Four years ago, Members of Congress came together on both sides of the aisle, united by grief and patriotism. Under the leadership of Chairman Sensenbrenner and Ranking Member Conyers, the House Judiciary Committee voted out a bill with unanimous support among the thirty-six members of the committee.

This time, the Senate has enacted a proposal that won unanimous, bipartisan support of the Senate, because we reached a consensus on all sides of the political spectrum. We agreed on the need to give law enforcement and intelligence officers stronger powers to investigate and prevent terrorism, to prevent terrorists from entering the country, and to achieve better coordination between the law enforcement and the intelligence communities. We recognized that protection of our civil rights and civil liberties is an essential part of our democracy.

In retaining the expanded powers of the PATRIOT Act, the conference has the responsibility to protect the constitutional safeguards that are indispensable to our democracy. Both the House and Senate bills contain provisions that would improve the original legislation. None of these changes will impede the ability of law enforcement and intelligence officials to investigate and prevent terrorism.

We all have expectations that this final bill will contain reasonable limits to prevent gross abuses of federal power. It's important, for example, that the House and Senate bills don't expand administrative subpoenas, and we should continue to oppose any attempt to allow these sweeping searches without court approval.

Hopefully, we can achieve our goal of reviewing and reauthorizing the expiring provisions of the PATRIOT Act, without making the conference bill a vessel for other controversial provisions that have not been given adequate consideration.

The House bill contains changes in death penalty sentencing that go far beyond terrorism and would jeopardize all federal capital prosecutions -- not just those cases brought against terrorists. These controversial provisions are opposed by the Conference of Catholic Bishops, Human Rights Watch, the American Bar Association, former federal prosecutors and other religious organizations.

Any such major change in capital cases needs to be carefully considered by the full Congress, rather than uncritically endorsed in conference, and I strongly oppose including such sweeping changes in criminal procedure in this bill.

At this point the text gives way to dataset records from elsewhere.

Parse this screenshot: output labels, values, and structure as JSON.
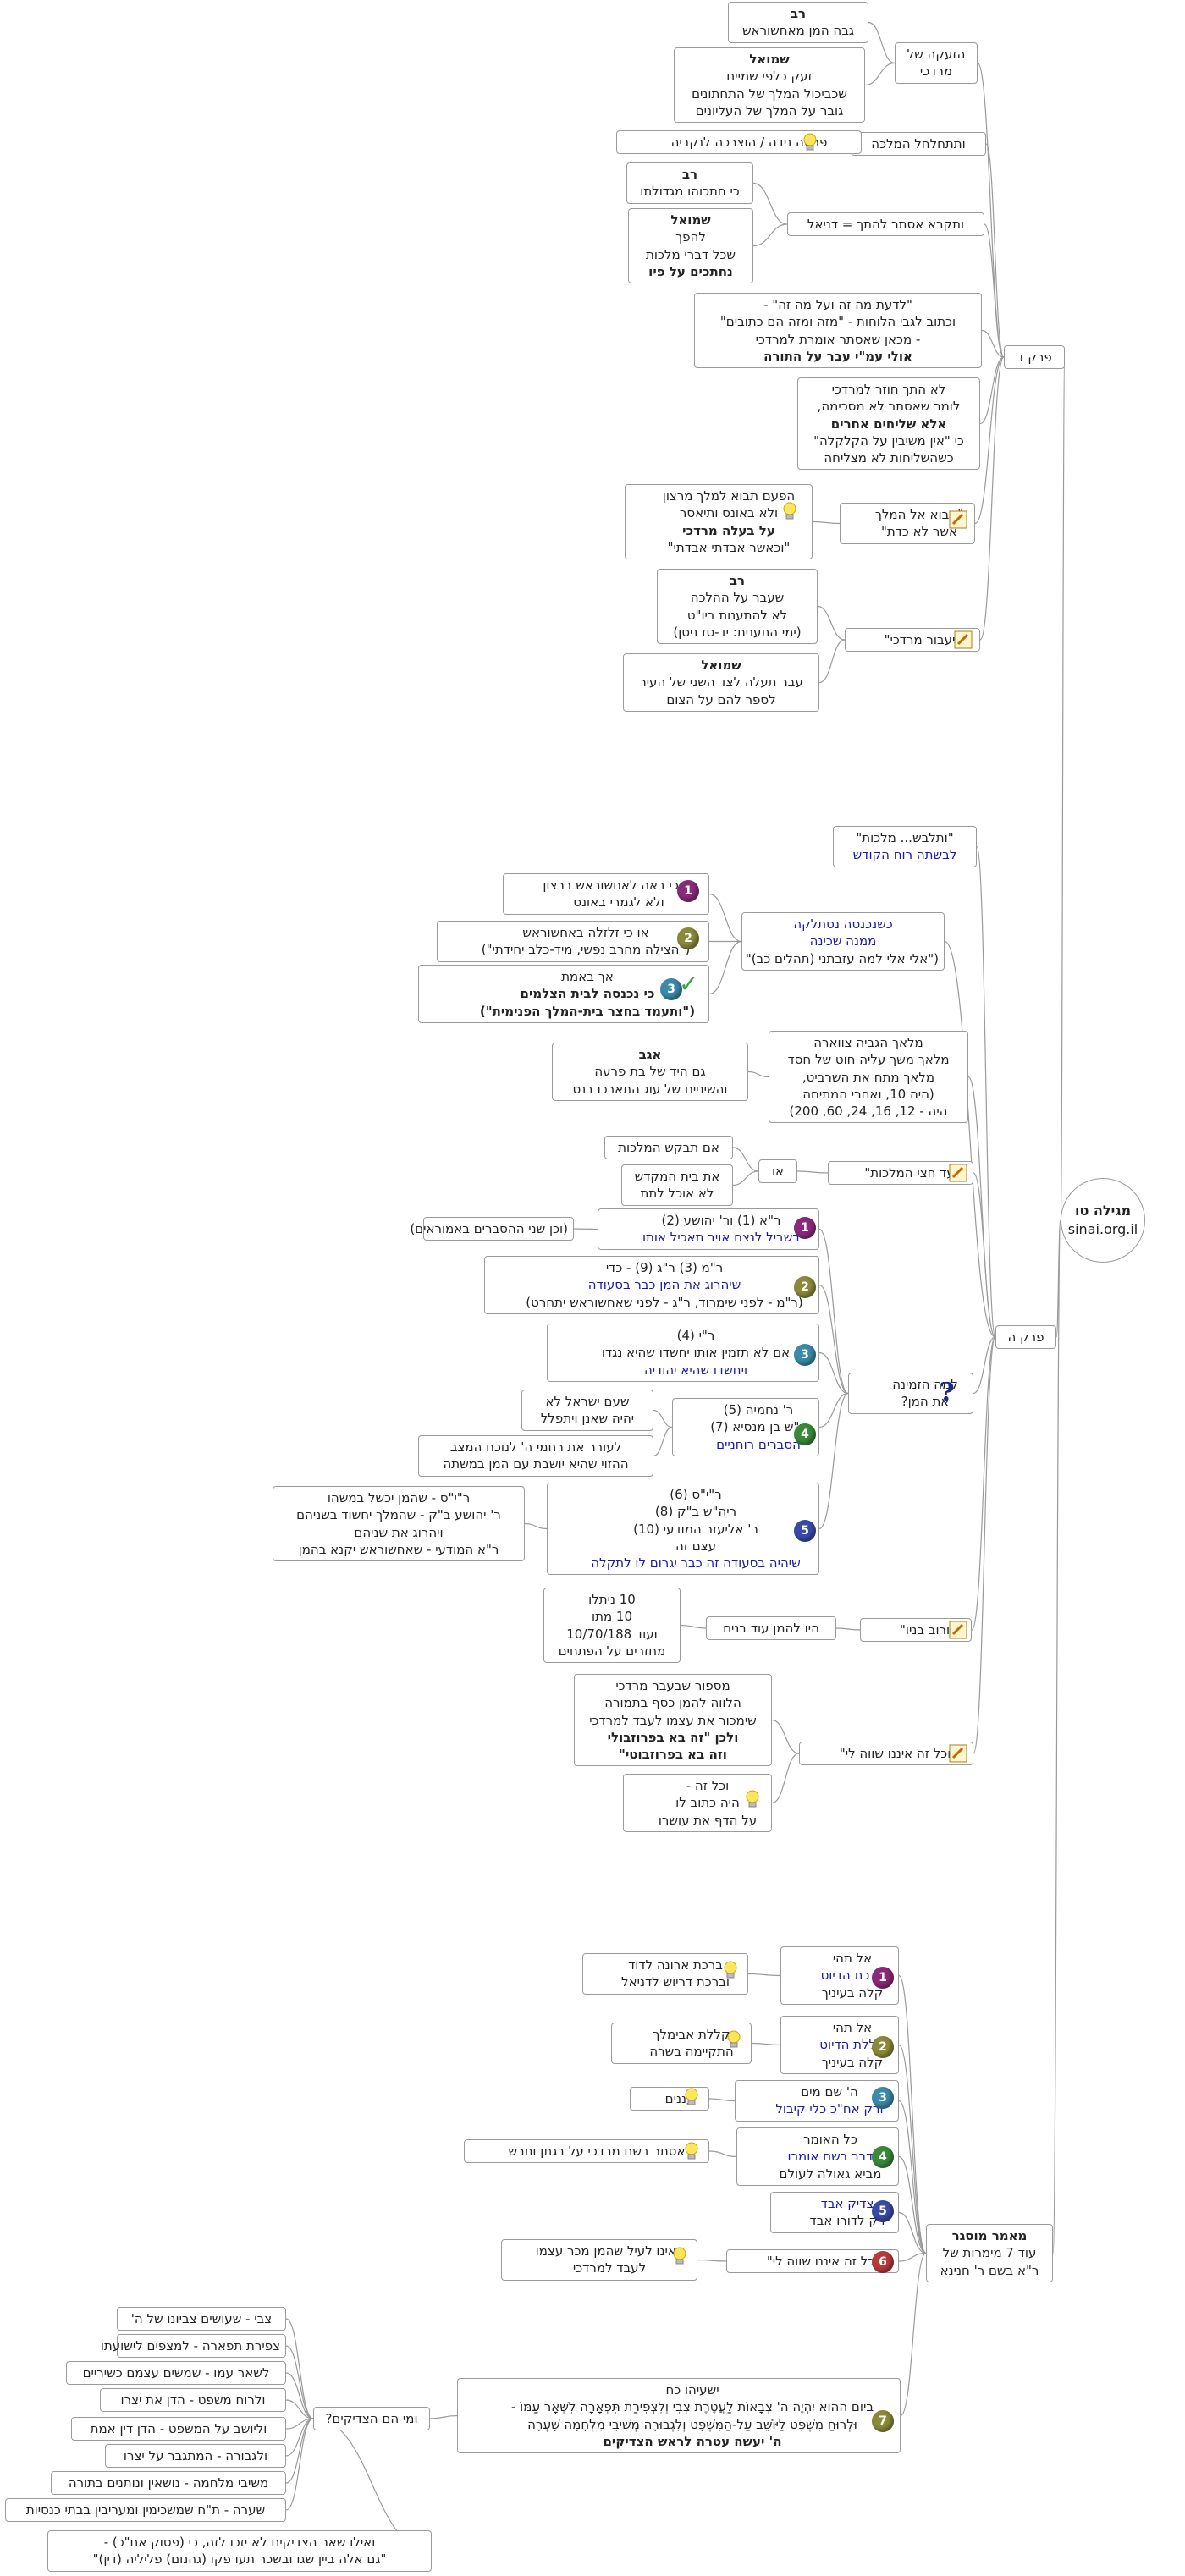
{
  "colors": {
    "line": "#9a9a9a",
    "blue_text": "#1a1aa8",
    "border": "#9a9a9a"
  },
  "root": {
    "title": "מגילה טו",
    "site": "sinai.org.il"
  },
  "perek_d": {
    "label": "פרק ד",
    "zeaka": {
      "label": [
        "הזעקה של",
        "מרדכי"
      ],
      "rav": [
        "רב",
        "גבה המן מאחשוראש"
      ],
      "shmuel": [
        "שמואל",
        "זעק כלפי שמיים",
        "שכביכול המלך של התחתונים",
        "גובר על המלך של העליונים"
      ]
    },
    "malka": {
      "label": "ותתחלחל המלכה",
      "note": "פרסה נידה / הוצרכה לנקביה"
    },
    "vatikra": {
      "label": "ותקרא אסתר להתך = דניאל",
      "rav": [
        "רב",
        "כי חתכוהו מגדולתו"
      ],
      "shmuel": [
        "שמואל",
        "להפך",
        "שכל דברי מלכות",
        "נחתכים על פיו"
      ]
    },
    "ladaat": [
      "\"לדעת מה זה ועל מה זה\" -",
      "וכתוב לגבי הלוחות - \"מזה ומזה הם כתובים\"",
      "- מכאן שאסתר אומרת למרדכי",
      "אולי עמ\"י עבר על התורה"
    ],
    "shluchim": [
      "לא התך חוזר למרדכי",
      "לומר שאסתר לא מסכימה,",
      "אלא שליחים אחרים",
      "כי \"אין משיבין על הקלקלה\"",
      "כשהשליחות לא מצליחה"
    ],
    "avo": {
      "label": [
        "\"אבוא אל המלך",
        "אשר לא כדת\""
      ],
      "note": [
        "הפעם תבוא למלך מרצון",
        "ולא באונס ותיאסר",
        "על בעלה מרדכי",
        "\"וכאשר אבדתי אבדתי\""
      ]
    },
    "vayaavor": {
      "label": "\"ויעבור מרדכי\"",
      "rav": [
        "רב",
        "שעבר על ההלכה",
        "לא להתענות ביו\"ט",
        "(ימי התענית: יד-טז ניסן)"
      ],
      "shmuel": [
        "שמואל",
        "עבר תעלה לצד השני של העיר",
        "לספר להם על הצום"
      ]
    }
  },
  "perek_h": {
    "label": "פרק ה",
    "vatilbash": [
      "\"ותלבש... מלכות\"",
      "לבשתה רוח הקודש"
    ],
    "shekinah": {
      "label": [
        "כשנכנסה נסתלקה",
        "ממנה שכינה",
        "(\"אלי אלי למה עזבתני (תהלים כב)\""
      ],
      "items": [
        [
          "או כי באה לאחשוראש ברצון",
          "ולא לגמרי באונס"
        ],
        [
          "או כי זלזלה  באחשוראש",
          "(\"הצילה מחרב נפשי, מיד-כלב  יחידתי\")"
        ],
        [
          "אך באמת",
          "כי נכנסה לבית הצלמים",
          "(\"ותעמד  בחצר בית-המלך הפנימית\")"
        ]
      ]
    },
    "malachim": {
      "label": [
        "מלאך הגביה צווארה",
        "מלאך משך עליה חוט של חסד",
        "מלאך מתח את השרביט,",
        "(היה 10, ואחרי המתיחה",
        "היה - 12, 16, 24, 60, 200)"
      ],
      "agav": [
        "אגב",
        "גם היד של בת פרעה",
        "והשיניים של עוג התארכו בנס"
      ]
    },
    "ad_chatzi": {
      "label": "\"עד חצי המלכות\"",
      "or": "או",
      "a": "אם תבקש המלכות",
      "b": [
        "את בית המקדש",
        "לא אוכל לתת"
      ]
    },
    "lama": {
      "label": [
        "למה הזמינה",
        "את המן?"
      ],
      "items": [
        {
          "text": [
            "ר\"א (1) ור' יהושע (2)",
            "בשביל לנצח אויב תאכיל אותו"
          ],
          "note": [
            "(וכן שני ההסברים באמוראים)"
          ]
        },
        {
          "text": [
            "ר\"מ (3) ר\"ג (9) - כדי",
            "שיהרוג את המן כבר בסעודה",
            "(ר\"מ - לפני שימרוד, ר\"ג - לפני שאחשוראש יתחרט)"
          ]
        },
        {
          "text": [
            "ר\"י (4)",
            "אם לא תזמין אותו יחשדו שהיא נגדו",
            "ויחשדו שהיא יהודיה"
          ]
        },
        {
          "text": [
            "ר' נחמיה (5)",
            "ר\"ש בן מנסיא (7)",
            "הסברים רוחניים"
          ],
          "notes": [
            [
              "שעם ישראל לא",
              "יהיה שאנן ויתפלל"
            ],
            [
              "לעורר את רחמי ה' לנוכח המצב",
              "ההזוי שהיא יושבת עם המן במשתה"
            ]
          ]
        },
        {
          "text": [
            "ר\"י\"ס (6)",
            "ריה\"ש ב\"ק (8)",
            "ר' אליעזר המודעי (10)",
            "עצם זה",
            "שיהיה בסעודה זה כבר יגרום לו לתקלה"
          ],
          "note": [
            "ר\"י\"ס - שהמן יכשל  במשהו",
            "ר' יהושע ב\"ק - שהמלך יחשוד  בשניהם",
            "ויהרוג את שניהם",
            "ר\"א המודעי - שאחשוראש יקנא  בהמן"
          ]
        }
      ]
    },
    "rov_banav": {
      "label": "\"ורוב בניו\"",
      "mid": "היו להמן עוד בנים",
      "right": [
        "10 ניתלו",
        "10 מתו",
        "ועוד 10/70/188",
        "מחזרים על הפתחים"
      ]
    },
    "vechol_ze": {
      "label": "\"וכל זה איננו שווה לי\"",
      "a": [
        "מספור שבעבר מרדכי",
        "הלווה להמן כסף בתמורה",
        "שימכור את עצמו לעבד למרדכי",
        "ולכן \"זה בא בפרוזבולי",
        "וזה בא בפרוזבוטי\""
      ],
      "b": [
        "וכל זה -",
        "היה כתוב לו",
        "על הדף את עושרו"
      ]
    }
  },
  "maamar": {
    "label": [
      "מאמר מוסגר",
      "עוד 7 מימרות של",
      "ר\"א בשם ר' חנינא"
    ],
    "items": [
      {
        "n": "1",
        "color": "#8a2a7a",
        "text": [
          "אל תהי",
          "ברכת הדיוט",
          "קלה בעיניך"
        ],
        "note": [
          "ברכת ארונה לדוד",
          "וברכת דריוש לדניאל"
        ]
      },
      {
        "n": "2",
        "color": "#8a8a3a",
        "text": [
          "אל תהי",
          "קללת הדיוט",
          "קלה בעיניך"
        ],
        "note": [
          "קללת אבימלך",
          "התקיימה בשרה"
        ]
      },
      {
        "n": "3",
        "color": "#3a8aa8",
        "text": [
          "ה' שם מים",
          "ורק אח\"כ כלי קיבול"
        ],
        "note": [
          "עננים"
        ]
      },
      {
        "n": "4",
        "color": "#3a8a3a",
        "text": [
          "כל האומר",
          "דבר בשם אומרו",
          "מביא גאולה לעולם"
        ],
        "note": [
          "אסתר בשם מרדכי על בגתן ותרש"
        ]
      },
      {
        "n": "5",
        "color": "#3a4aa8",
        "text": [
          "צדיק אבד",
          "רק לדורו אבד"
        ],
        "note": []
      },
      {
        "n": "6",
        "color": "#b83a3a",
        "text": [
          "\"וכל זה איננו שווה לי\""
        ],
        "note": [
          "ראינו לעיל שהמן מכר עצמו",
          "לעבד למרדכי"
        ]
      },
      {
        "n": "7",
        "color": "#8a8a3a",
        "text": [
          "ישעיהו כח",
          "ביום ההוא יִהְיֶה ה' צְבָאוֹת לַעֲטֶרֶת  צְבִי וְלִצְפִירַת תִּפְאָרָה לִשְׁאָר עַמּוֹ -",
          "וּלְרוּחַ מִשְׁפָּט לַיּוֹשֵׁב עַל-הַמִּשְׁפָּט וְלִגְבוּרָה מְשִׁיבֵי מִלְחָמָה שָׁעְרָה",
          "ה' יעשה עטרה לראש הצדיקים"
        ],
        "note": []
      }
    ],
    "tzadikim": {
      "label": "ומי הם הצדיקים?",
      "list": [
        "צבי - שעושים צביונו של ה'",
        "צפירת תפארה - למצפים לישועתו",
        "לשאר עמו - שמשים עצמם כשיריים",
        "ולרוח משפט - הדן את יצרו",
        "וליושב על המשפט - הדן דין אמת",
        "ולגבורה - המתגבר על יצרו",
        "משיבי מלחמה - נושאין ונותנים בתורה",
        "שערה - ת\"ח שמשכימין ומעריבין בבתי כנסיות"
      ],
      "last": [
        "ואילו שאר הצדיקים לא יזכו לזה, כי (פסוק אח\"כ) -",
        "\"גם אלה ביין שגו ובשכר תעו פקו (גהנום) פליליה (דין)\""
      ]
    }
  }
}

The entire country -- really, the entire world -- is watching to see how we strike the balance between national security and the Constitution.

None of us will ever forget where we were and what we were doing on 9/11. We will never forget the lives that were lost and the heroes who were the first to respond. We will continue to honor all those working so hard to prevent future terrorist attacks. Hopefully, we can all work together here in that spirit of unity to protect our country and our ideals.